"All or Nothing is my call;
should you by the roadside fall,
then your life's been thrown away.
No concession to distress,
no reprieve for trespasses; --
and should life not bear the strain,
you must gladly die, no less."
"O, but I had failed to see
All or Nothing it must be.
Compromise's road I blundered; --
but today God spoke to me.
At this moment, o'er this house,
doom's shrill trumpet-blast has thundered; --
and I listened, tremulous, --
crushed, like David facing Nathan, --
battered, anguished-tossed, dismayed --;
all my doubts have now been laid.
The spirit of compromise is Satan!"
--Ibsen, Brand--
"All or Nothing." This is Brand's cry. And no-one could be more earnest in practicing what they preach than Brand. He gives up comfort, home, wife, child, community, and life itself in his ardor to give all. Yet he ends the play, in the closing act, succumbing beneath an avalanche, calling upwards to heaven, "Tell me, God, in death's abyss; -- / is no fleck of hoped-for bliss / earned by man's will, quantum satis --?" And the final line reads "A Voice (calls through the thunderous din): He is deus caritatis!" He is a God of Love. The stage-prompt is so trickily ambiguous. Whose voice is it? Is it the voice of God? Is it that of Brand's companion Gerd? Is it the voice of Brand himself? One way or the other, "He is a God of Love" is Ibsen's answer to the question, "how much is enough?" "He is a God of Love" is Ibsen's answer to Brand's overriding question of what it means to give all.
What sort of an answer is "He is a God of Love"? An answer that sent me grinning altitudinous, cheeks surging upwards to the temples in contentment. I closed the book, those disintegrating mid-century covers, stood up, turned to beam at A____, and absconded to the garden, to the Canadian March and the unthawed lake. Why did the answer make me so happy? Why was I so satisfied with it?
I desire to give all. I, like Brand, feel I must live to the tune of "All or Nothing." I, like Brand, cannot content myself with compromise. And I do recognize that this is potentially a very dangerous way to be. It is the sort of personality out of which monomanias are born. It is to be in attitudinal league with Ahab and Hamlet. Yet I know no way of throwing off this aspect of myself, and, more significantly, I would not throw it off even if I got the chance.
So. I live with a powder keg within myself. Willfully I live so. Why? Why would anyone take the risk of such internal intensity? Why would anyone embrace a philosophy of all or nothing? I can only answer that I have found no way to disentangle the things I most desire from the philosophy of all or nothing. As soon as I try to logically unhitch the things I most desire from this philosophy, they lose their desirability. I stop desiring love as soon as I stop seeing it as something that deserves my all. I stop desiring truth as soon as I start supposing truth might not be, in its deepest sense, absolute. I stop desiring life when I start to think I owe it anything less than everything. And the moment I came to believe that God could be sufficiently honored in half-measures would be the moment I came to disbelieve in God.

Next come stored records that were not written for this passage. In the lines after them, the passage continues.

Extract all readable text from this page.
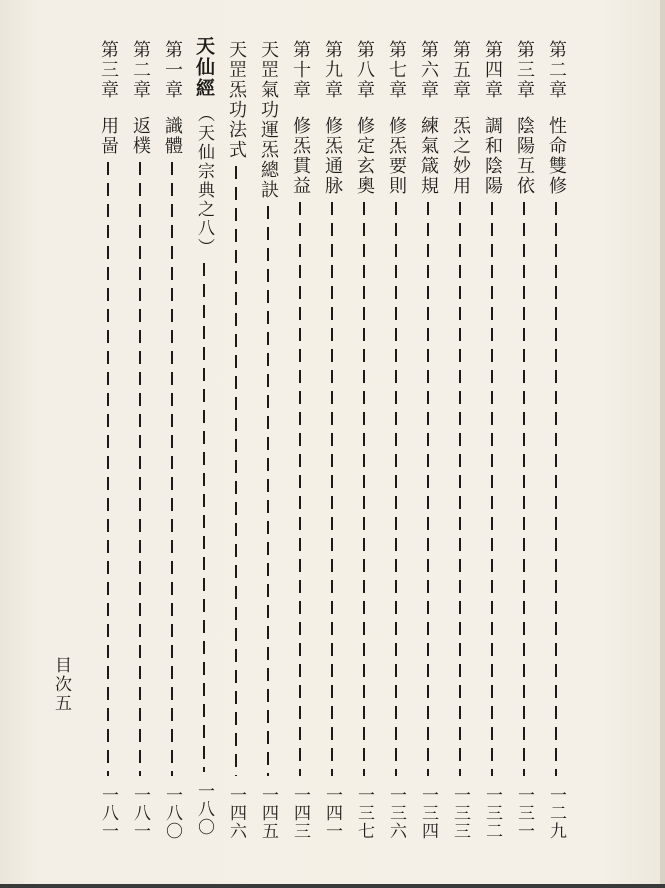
第二章
性命雙修
一二九
第三章
陰陽互依
一三一
第四章
調和陰陽
一三二
第五章
炁之妙用
一三三
第六章
練氣箴規
一三四
第七章
修炁要則
一三六
第八章
修定玄奧
一三七
第九章
修炁通脉
一四一
第十章
修炁貫益
一四三
天罡氣功運炁總訣
一四五
天罡炁功法式
一四六
天仙經
（天仙宗典之八）
一八〇
第一章
識體
一八〇
第二章
返樸
一八一
第三章
用啚
一八一
目次五
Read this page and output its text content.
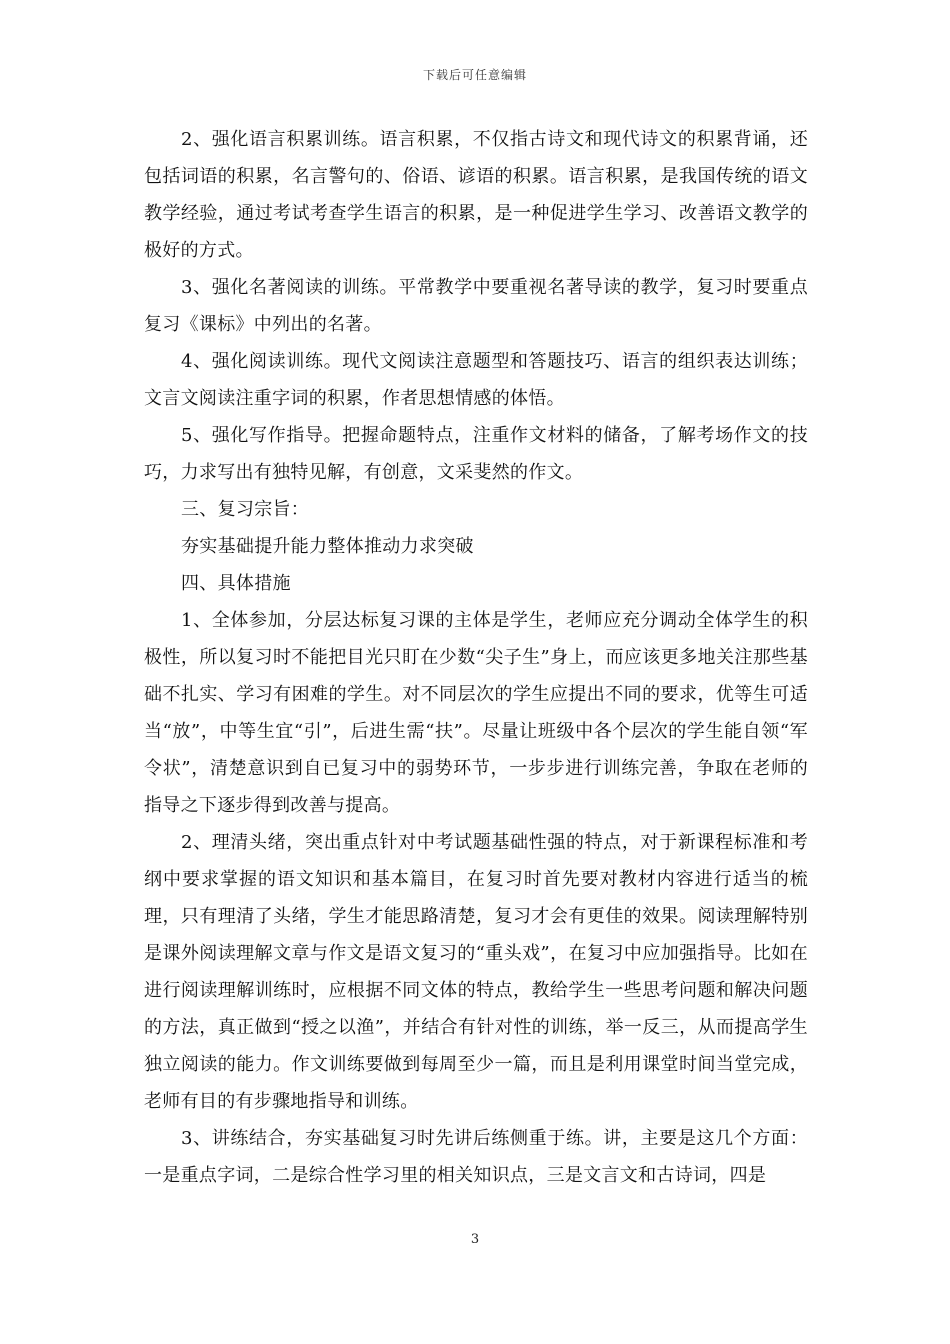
下载后可任意编辑

2、强化语言积累训练。语言积累，不仅指古诗文和现代诗文的积累背诵，还包括词语的积累，名言警句的、俗语、谚语的积累。语言积累，是我国传统的语文教学经验，通过考试考查学生语言的积累，是一种促进学生学习、改善语文教学的极好的方式。

3、强化名著阅读的训练。平常教学中要重视名著导读的教学，复习时要重点复习《课标》中列出的名著。

4、强化阅读训练。现代文阅读注意题型和答题技巧、语言的组织表达训练；文言文阅读注重字词的积累，作者思想情感的体悟。

5、强化写作指导。把握命题特点，注重作文材料的储备，了解考场作文的技巧，力求写出有独特见解，有创意，文采斐然的作文。

三、复习宗旨：

夯实基础提升能力整体推动力求突破

四、具体措施

1、全体参加，分层达标复习课的主体是学生，老师应充分调动全体学生的积极性，所以复习时不能把目光只盯在少数“尖子生”身上，而应该更多地关注那些基础不扎实、学习有困难的学生。对不同层次的学生应提出不同的要求，优等生可适当“放”，中等生宜“引”，后进生需“扶”。尽量让班级中各个层次的学生能自领“军令状”，清楚意识到自已复习中的弱势环节，一步步进行训练完善，争取在老师的指导之下逐步得到改善与提高。

2、理清头绪，突出重点针对中考试题基础性强的特点，对于新课程标准和考纲中要求掌握的语文知识和基本篇目，在复习时首先要对教材内容进行适当的梳理，只有理清了头绪，学生才能思路清楚，复习才会有更佳的效果。阅读理解特别是课外阅读理解文章与作文是语文复习的“重头戏”，在复习中应加强指导。比如在进行阅读理解训练时，应根据不同文体的特点，教给学生一些思考问题和解决问题的方法，真正做到“授之以渔”，并结合有针对性的训练，举一反三，从而提高学生独立阅读的能力。作文训练要做到每周至少一篇，而且是利用课堂时间当堂完成，老师有目的有步骤地指导和训练。

3、讲练结合，夯实基础复习时先讲后练侧重于练。讲，主要是这几个方面：一是重点字词，二是综合性学习里的相关知识点，三是文言文和古诗词，四是

3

Am I to be Brand, then? Am I to give up all that he gave up in order to fulfill my commitment to "all or nothing"? No. No. That cannot be it. I would not have smiled so merrily at the closing of the book if that had been the conclusion. The conclusion was not that "all or nothing" requires complete surrender of all the things that render life dear. The conclusion was the opposite. "He is a God of Love." That was the conclusion. Brand misinterpreted what it meant to give all. He supposed giving all was synonymous with giving up all. Yet, in giving up all, he gave up every manifestation of love. In giving up all, he self-avowedly made "no concession to distress" and "no reprieve for trespasses," and thereby acted contrary to compassion, to mercy, to all of the principle tenets of Love; he acted contrary, indeed, to the very wording of the Lord's prayer.
And what of myself? It is so difficult to unbiasedly scrutinize oneself. Yet I think I have myself fallen into Brand's same rut of misinterpreting "all or nothing." I have not thought deeply enough. I have not thought bravely enough. I have not trusted enough. I have said to myself "obey," forgetting that Love's injunction is not to "obey" in and of itself, but to obey those commandments in which one has Faith or concerning which one has understanding (granted, one may object that I am here expressing a personal and not an orthodox Faith/theology, but my Faith/theology is personal; any attempt on my part to swallow an orthodox Faith/theology that went against my personal Faith /theology would be a pretense, a nothingness). If one obeys an edict that does not strike one's thought and Faith as wholly in line with Love, one is not obeying Love, but some other master (most likely, in my case, fear).
Light burst upon me yesterday morning. Lightness did. With an intensity I had forgotten for sadly many months, possibly even years, I recalled how very dearly I loved my friends. Such lightness. A great weight, carried unbeknownst for such a long while, left on the mattress with the insomnia that attended it.